Un film qui nous déroute, un film de contrastes et contradictions, un film complexe derrière une apparente simplicité. A l'image de l'art évoqué dans le film dont l'interprétation dépend du regard de chacun, le film est l'illustration pratique de la théorie énoncée par le personnage de James. De magnifiques et longs plans-séquences, des dialogues brillants, une mise en scène d'une redoutable précision achèvent de faire de ce film en apparence si simple une riche réflexion sur l'art et sur l'amour.
William Shimell (chanteur d'opéra dont c'est le premier rôle) et Juliette Binoche excellent et sont aussi pour beaucoup dans cette réussite. Un film sur la réflexivité de l'art qui donne à réfléchir. Un dernier plan délicieusement énigmatique et polysémique qui signe le début ou le renouveau ou la fin d'une histoire plurielle. Un très grand film à voir absolument. Un vrai coup de cœur.
« Copie conforme » est le 9ème film présenté à Cannes par Kiarostami qui a par ailleurs été membre du jury longs métrages en 1993, du jury de la Cinéfondation en 2002 et Président du jury de la Caméra d'Or en 2005. Enfin, il a remporté la Palme d'Or en 1997 pour "Le goût de la cerise."

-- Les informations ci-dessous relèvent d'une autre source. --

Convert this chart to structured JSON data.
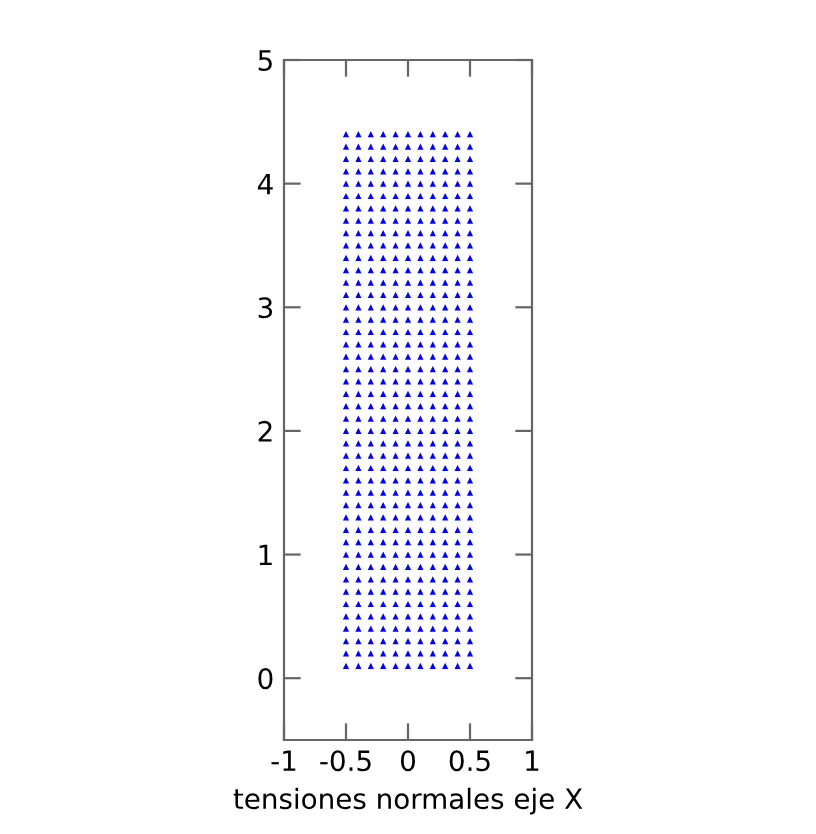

Juliette Binoche raconte ainsi sa rencontre avec Kiatostami: "Je suis partie en Iran rencontrer Abbas (je l'avais croisé à Cannes, à l'Unesco, chez Jean-Claude Carrière). Il m'a dit "Viens à Téhéran !". Je l'ai cru, j'y suis allée, deux fois. Un soir il m'a raconté l'histoire que nous avons tourné ensemble cet été, il m'a raconté chaque détail, le soutien-gorge, le restaurant, l'hôtel, bref, il m'a dit que c'était une histoire qui lui était arrivée. A la fin, après avoir parlé pendant 45 minutes dans un anglais impeccable, il m'a demandé : "Tu me crois ?". Je lui ai dit : "Oui". Il m'a dit : "Ce n'est pas vrai !". Je suis partie d'un éclat de rire qui lui a donné envie de faire ce film, je crois !", explique-t-elle.